Update, May 2021: Apple has just announced the arrival of lossless and high-resolution audio on Apple Music. In addition, there will be “spatial audio,” which is a term for audio recorded – or remastered – using Dolby Atmos, which is today’s equivalent of 5.1 audio (sort of). This makes it a good time to revisit what high-resolution audio means, and who can benefit from it. tl;dr: most people don’t care, won’t hear the difference, and don’t even have the gear to play it back correctly.
I’ve been writing about music and audio for more than fifteen years, and I’ve always been of the opinion that music is more important than sound; that what matters is what we listen to, rather trying to only listen to music that sounds perfect (or nearly so).
If you read about audio equipment in the hi-fi press, you’ll see that much of the audio equipment mentioned in these magazines is more expensive than most people would ever spend on a stereo setup. There are cables that cost more than my car, and speakers that can cost as much as a small home.
A few months ago, I came to a realization. I don’t recall which article I read that pointed this out, but this type of audio is not just high-end, but it truly is luxury hardware. It’s the Jaguar and Porsche of audio. The amplifiers, speakers, and cables you see in these audiophile magazines are not targeted at the average listener, but those who have a great deal of disposable income. This is fine; there’s nothing wrong with people spending their money on what is often hand-made hardware from small, dedicated companies. But it’s only something that a tiny percentage of people can afford, or even appreciate. Audiophiles will scoff at people like me; in a recent forum discussion, I was told that, by purchasing a Yamaha amplifier, I was buying a "lifestyle" brand. I hadn’t been aware that this is an insult: it’s the audiophile equivalent of "philistine."
If you consider high-resolution music, which is widely discussed as being essential to make music "sound like the artist intended," you may, at first, think of this as progress; a better quality format, going beyond the pokey LP, the limited CD, and the underperforming MP3 file. But it’s not. Most people cannot hear the difference between a CD (or even a good-quality digital download) and a high-resolution audio file. And, even if they can, they need expensive, nay, luxury equipment to appreciate it.

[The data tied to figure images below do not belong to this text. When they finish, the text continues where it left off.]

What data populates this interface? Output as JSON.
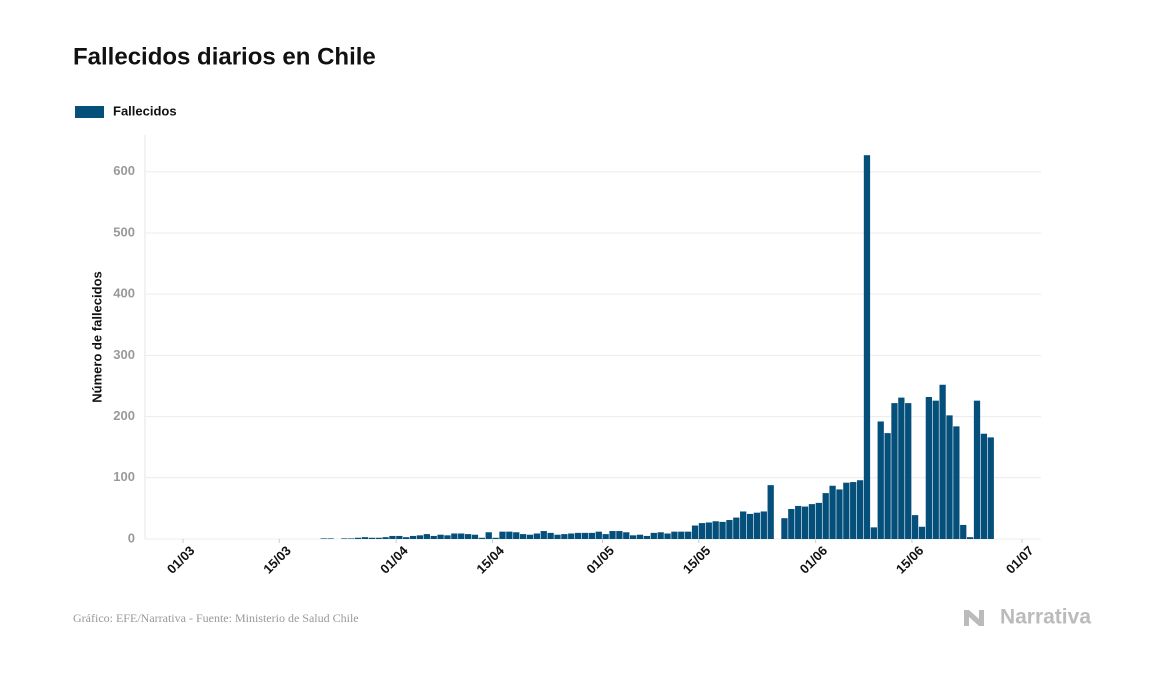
{
  "chart_data": {
    "type": "bar",
    "title": "Fallecidos diarios en Chile",
    "y_label": "Número de fallecidos",
    "source": "Gráfico: EFE/Narrativa - Fuente: Ministerio de Salud Chile",
    "brand": "Narrativa",
    "series": [
      {
        "name": "Fallecidos",
        "color": "#05507a",
        "values": [
          0,
          0,
          0,
          0,
          0,
          0,
          0,
          0,
          0,
          0,
          0,
          0,
          0,
          0,
          0,
          0,
          0,
          0,
          0,
          0,
          1,
          1,
          0,
          1,
          1,
          2,
          3,
          2,
          2,
          3,
          5,
          5,
          3,
          5,
          6,
          8,
          5,
          7,
          6,
          9,
          9,
          8,
          7,
          2,
          11,
          2,
          12,
          12,
          11,
          8,
          7,
          9,
          13,
          10,
          7,
          8,
          9,
          10,
          10,
          10,
          12,
          8,
          13,
          13,
          11,
          6,
          7,
          5,
          10,
          11,
          9,
          12,
          12,
          12,
          22,
          26,
          27,
          29,
          28,
          31,
          35,
          45,
          41,
          43,
          45,
          88,
          null,
          34,
          49,
          54,
          53,
          57,
          59,
          75,
          87,
          81,
          92,
          93,
          96,
          627,
          19,
          192,
          173,
          222,
          231,
          222,
          39,
          20,
          232,
          226,
          252,
          202,
          184,
          23,
          3,
          226,
          172,
          166,
          null,
          null,
          null,
          null,
          null
        ]
      }
    ],
    "categories": [
      "01/03",
      null,
      null,
      null,
      null,
      null,
      null,
      null,
      null,
      null,
      null,
      null,
      null,
      null,
      "15/03",
      null,
      null,
      null,
      null,
      null,
      null,
      null,
      null,
      null,
      null,
      null,
      null,
      null,
      null,
      null,
      null,
      "01/04",
      null,
      null,
      null,
      null,
      null,
      null,
      null,
      null,
      null,
      null,
      null,
      null,
      null,
      "15/04",
      null,
      null,
      null,
      null,
      null,
      null,
      null,
      null,
      null,
      null,
      null,
      null,
      null,
      null,
      null,
      "01/05",
      null,
      null,
      null,
      null,
      null,
      null,
      null,
      null,
      null,
      null,
      null,
      null,
      null,
      "15/05",
      null,
      null,
      null,
      null,
      null,
      null,
      null,
      null,
      null,
      null,
      null,
      null,
      null,
      null,
      null,
      null,
      "01/06",
      null,
      null,
      null,
      null,
      null,
      null,
      null,
      null,
      null,
      null,
      null,
      null,
      null,
      "15/06",
      null,
      null,
      null,
      null,
      null,
      null,
      null,
      null,
      null,
      null,
      null,
      null,
      null,
      null,
      null,
      "01/07"
    ],
    "ylim": [
      0,
      660
    ],
    "yticks": [
      0,
      100,
      200,
      300,
      400,
      500,
      600
    ],
    "grid": true
  }
}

And here’s where the problem lies. The audio industry has lost so many consumers at the low end – it used to be that most people had a stereo system in their homes; now they are satisfied with Bluetooth speakers – that it is trying to convince everyone, not just luxury hi-fi fans, that quality of the music they listen to sucks. There are economic reasons for this, of course. If they can convince some people that their audio files aren’t good enough, then they can perhaps get them to buy more expensive hi-fi equipment. In recent years, the mid-range hi-fi market – those "lifestyle" brands – has collapsed, and these companies only really survive because they sell lots of other products. So there’s not a lot of choice between Bluetooth speakers – or the Amazon Echo, Apple HomePod, etc. – and higher-end audio equipment.